Personally, I think that <milestone> with x- types should generally be avoided, unless they are standardized by Sword or OSIS. Also, OSIS is removing milestone begin and milestone end. I don't think we should use them for that purpose. Using them for a state change is using them as implicit begin/end markers. My selfish perspective is that milestones that represent a state change in the flow of a document are difficult to handle in XSLT. (Milestones that are truly point in document events, that don't mark the beginning or end, implicitly or explicitly, are not a problem.)


Chris Little wrote:

DM Smith wrote:

Martin Gruner wrote:

If you have a chance, could you please spend some time trying this
link with your browser and report your results and configuration AND
ANYTHING YOU DO (with fonts or otherwise) that improves your viewing of
the accented Bibles.

Hi,

I tried this in Kate (based on QT 3, as Konqueror) and OpenOffice (based on libfreetype2). Both give similar results: Precomposed is perfect, decomposed displays ok (no boxes), but some accents are not visible or moved (such as the iota subscriptum, which is no real accent).

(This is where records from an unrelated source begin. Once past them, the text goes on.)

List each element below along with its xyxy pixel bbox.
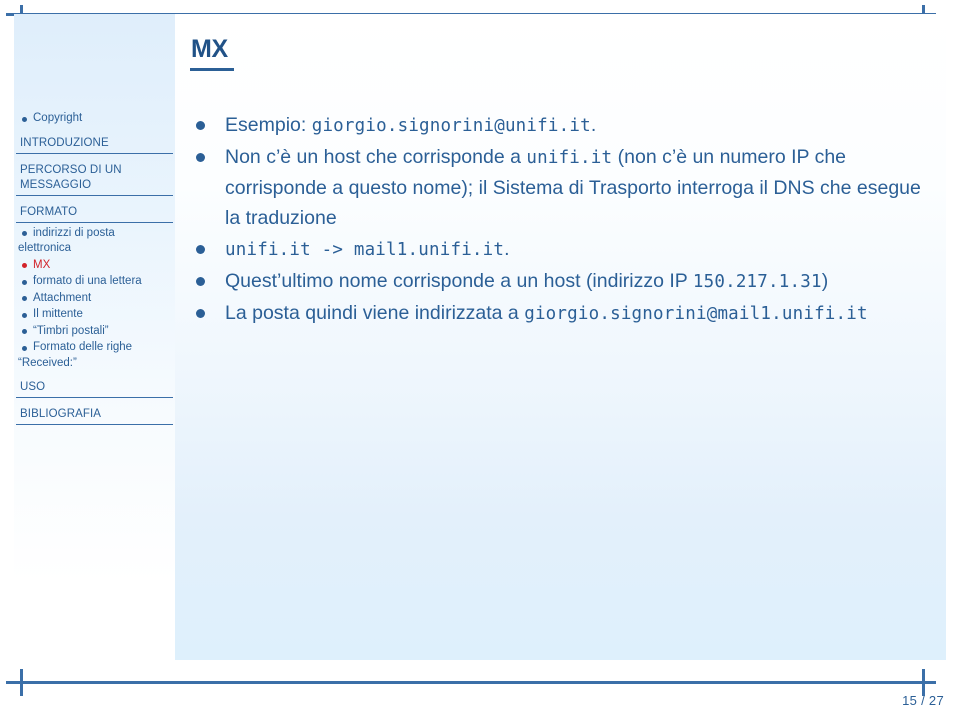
bottom-frame-rule <box>6 681 936 684</box>
sidebar-item-label: Il mittente <box>33 308 83 320</box>
bullet-questultimo-nome: Quest’ultimo nome corrisponde a un host … <box>187 266 938 297</box>
sidebar-item-label-cont: “Received:” <box>18 356 77 369</box>
sidebar-item-il-mittente[interactable]: Il mittente <box>18 307 175 323</box>
sidebar-item-label-cont: elettronica <box>18 242 72 254</box>
sidebar-item-formato-di-una-lettera[interactable]: formato di una lettera <box>18 274 175 290</box>
sidebar-toc: Copyright INTRODUZIONE PERCORSO DI UN MESS… <box>14 110 175 428</box>
page-number: 15 / 27 <box>902 693 944 708</box>
sidebar-item-attachment[interactable]: Attachment <box>18 291 175 307</box>
sidebar-item-label: MX <box>33 258 51 271</box>
sidebar-section-introduzione[interactable]: INTRODUZIONE <box>16 136 173 154</box>
bullet-icon <box>196 309 205 318</box>
body-text: Esempio: <box>225 114 312 136</box>
sidebar-item-label: “Timbri postali” <box>33 324 109 337</box>
bullet-icon <box>22 231 27 236</box>
title-underline <box>190 68 234 71</box>
code-text: unifi.it -> mail1.unifi.it <box>225 240 505 260</box>
body-text: ) <box>821 270 829 292</box>
bullet-icon <box>22 345 27 351</box>
page-title: MX <box>191 35 228 63</box>
bottom-right-crop-mark <box>922 669 925 696</box>
title-block: MX <box>190 36 234 71</box>
code-text: giorgio.signorini@mail1.unifi.it <box>524 304 868 324</box>
sidebar-item-label: formato di una lettera <box>33 275 142 287</box>
sidebar-item-label: Formato delle righe <box>33 341 133 353</box>
sidebar-item-mx[interactable]: MX <box>18 258 175 274</box>
code-text: unifi.it <box>526 148 613 168</box>
bullet-unifi-to-mail1: unifi.it -> mail1.unifi.it. <box>187 234 938 265</box>
sidebar-section-bibliografia[interactable]: BIBLIOGRAFIA <box>16 407 173 425</box>
bullet-icon <box>196 277 205 286</box>
bullet-icon <box>196 121 205 130</box>
bullet-icon <box>22 116 27 122</box>
bullet-la-posta-quindi: La posta quindi viene indirizzata a gior… <box>187 298 938 329</box>
bullet-icon <box>22 296 27 301</box>
bottom-left-crop-mark <box>20 669 23 696</box>
code-text: 150.217.1.31 <box>692 272 822 292</box>
sidebar-item-formato-delle-righe-received[interactable]: Formato delle righe “Received:” <box>18 340 175 371</box>
sidebar-item-label: Attachment <box>33 291 92 304</box>
sidebar-item-copyright[interactable]: Copyright <box>18 111 175 127</box>
bullet-icon <box>196 245 205 254</box>
body-text: Non c’è un host che corrisponde a <box>225 146 527 168</box>
bullet-esempio: Esempio: giorgio.signorini@unifi.it. <box>187 110 938 141</box>
sidebar-item-label: indirizzi di posta <box>33 226 115 239</box>
body-text: La posta quindi viene indirizzata a <box>225 302 525 324</box>
sidebar-section-percorso-di-un-messaggio[interactable]: PERCORSO DI UN MESSAGGIO <box>16 163 173 196</box>
body-text: . <box>590 114 597 136</box>
body-text: Quest’ultimo nome corrisponde a un host … <box>225 270 693 292</box>
bullet-icon <box>22 279 27 285</box>
sidebar-section-uso[interactable]: USO <box>16 380 173 398</box>
bullet-non-ce-un-host: Non c’è un host che corrisponde a unifi.… <box>187 142 938 233</box>
sidebar-item-timbri-postali[interactable]: “Timbri postali” <box>18 324 175 340</box>
bullet-icon <box>22 312 27 318</box>
bullet-icon <box>22 263 27 268</box>
bullet-icon <box>196 153 205 162</box>
slide-canvas: Copyright INTRODUZIONE PERCORSO DI UN MESS… <box>0 0 960 714</box>
body-text: . <box>504 238 510 260</box>
code-text: giorgio.signorini@unifi.it <box>311 116 591 136</box>
sidebar-section-formato[interactable]: FORMATO <box>16 205 173 223</box>
bullet-icon <box>22 329 27 334</box>
slide-main: MX Esempio: giorgio.signorini@unifi.it. N… <box>175 14 946 660</box>
sidebar-item-label: Copyright <box>33 112 83 124</box>
bullet-list: Esempio: giorgio.signorini@unifi.it. Non … <box>187 110 938 330</box>
sidebar-item-indirizzi-di-posta-elettronica[interactable]: indirizzi di posta elettronica <box>18 226 175 257</box>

So Iâd suggest to stay with the recommendation to use precomposed, and perhaps offer a filter to decompose (ICU) for people needing it, that could also be activated on the website.

Most important is using the right font. My recommendations: Gentium is good, but FreeFont (FreeSerif) is best.

I agree that Gentium is good if only Greek is being shown. If notes are added to the module (e.g. for the variants) then Gentium is not a good choice for displaying the notes. We cannot simply use a different font for notes because some notes may contain more than one language, e.g. English with Greek.

What's wrong with Gentium? I think it has a very attractive set of Latin glyphs. There's also Galatia SIL (which has full Greek support and an attractive, Times-style Latin range).


I'm not sure if OSIS has a mechanism to mark the "lang" for elements and whether the language of individual words/phrases can be marked, without changing the flow (i.e. need a span like element such as w). If we had this then it would be possible to use fonts on a per language basis in a module.

Almost all elements permit xml:lang. There is also <foreign>, intended for short strings of foreign language text (relative to the rest of the text).


Perhaps more appropriate would be the script attribute (which has the same distribution as xml:lang). Valid script codes come from ISO 15924 (see http://www.unicode.org/iso15924/iso15924-codes.html).

Something we could do is mark each change in script with a tag like <milestone type="x-scriptChange" script="Latn"/>. We can even (potentially) do something like this at runtime since ICU has script detection.

On a related note, in WLC the module is rtl but the notes should be ltr, since they are in English. However, the notes do not indicate their directionality. I don't think it is fair to assume that all notes will be in English. They could have been in Hebrew.

Directionality is something that DEFINITELY should be handled in the renderer. It is a property of each codepoint that needs to be handled correctly by any reasonable renderer. As such, no attempt to mark directionality should be made (and I don't think any facility has been provided in OSIS to do so).


We do still mark LtR/RtL in module .conf files, but only for the purpose of signaling to the front-end that it needs to render verse numbers to the right of the verse rather than the left and things like that.